A Fundamentação, como se viu, visa dar a conhecer aos destinatários do acto o que se decidiu e porque se decidiu, mas já não visa convencê-los da bondade ou da verdade do que se decidiu. Alguma irregularidade a esse nível tem que ser vista no âmbito de outros vícios. Por outras palavras, uma coisa é ter compreendido inteiramente o teor do acto e as razões que o suportam, aspectos que contendem com a fundamentação, outra, bem distinta, é aceitá-las, o que já poderá ter a ver com outro tipo de ilegalidade.

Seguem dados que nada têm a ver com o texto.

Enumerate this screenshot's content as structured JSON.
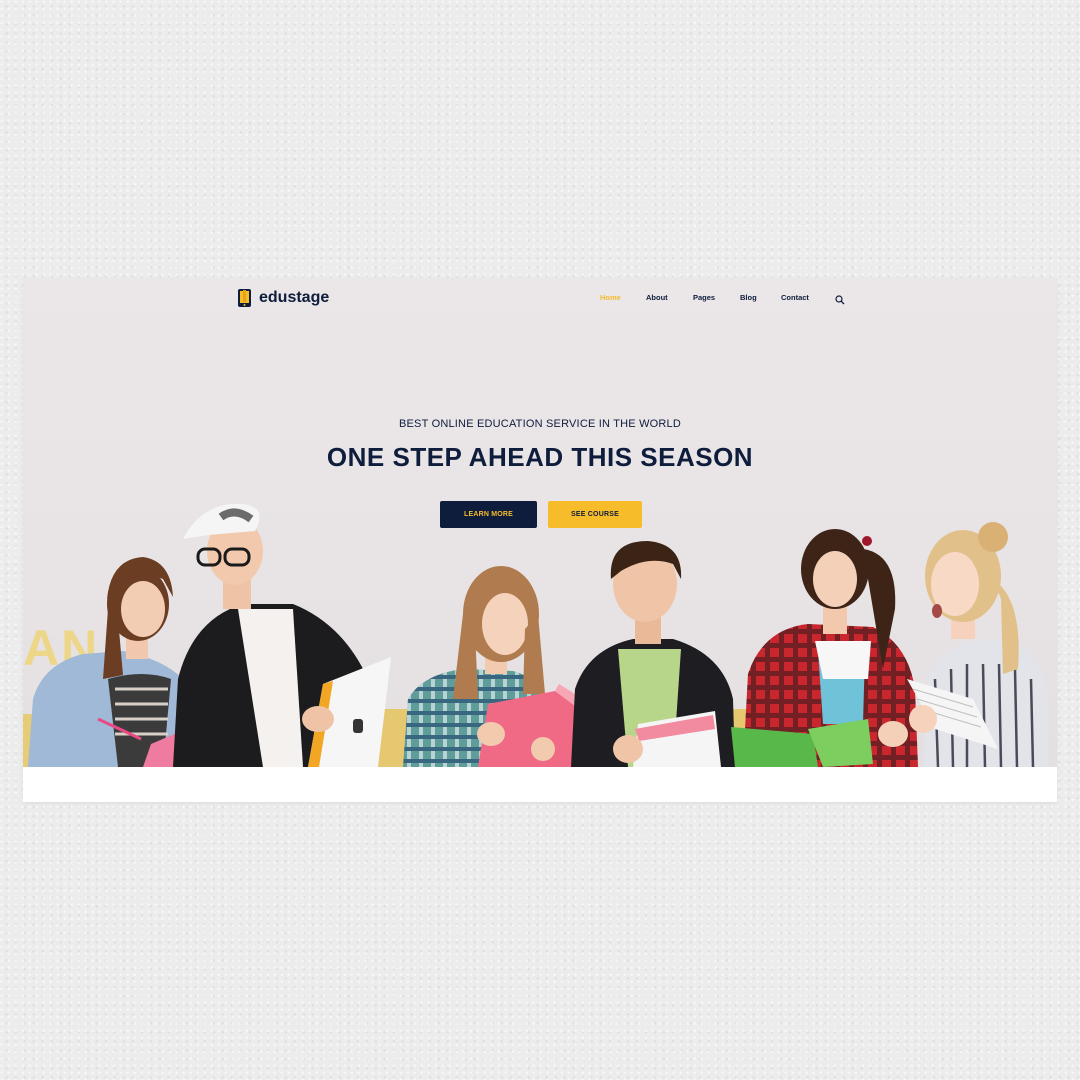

A exigência de fundamentar a adopção de uma solução técnica em detrimento de outra, que flui do acórdão recorrido, está deslocada no caso em apreço, já que nada tem a ver com a fundamentação do acto que determinou a expropriação que, não deve esquecer-se, é o acto impugnado nos autos, antes se configurando como exigência de fundamentar os fundamentos o que não foi, seguramente, o desígnio da lei ao impor a obrigatoriedade de fundamentar os actos administrativos. A explicitação das razões por que se optou pela solução técnica dos taludes em detrimento da dos muros de suporte não se integra nos fundamentos do acto administrativo que declarou a utilidade pública das parcelas em causa.
Procedem, assim, todas as conclusões das alegações dos recorrentes, improcedendo, por isso, o suscitado vício de forma.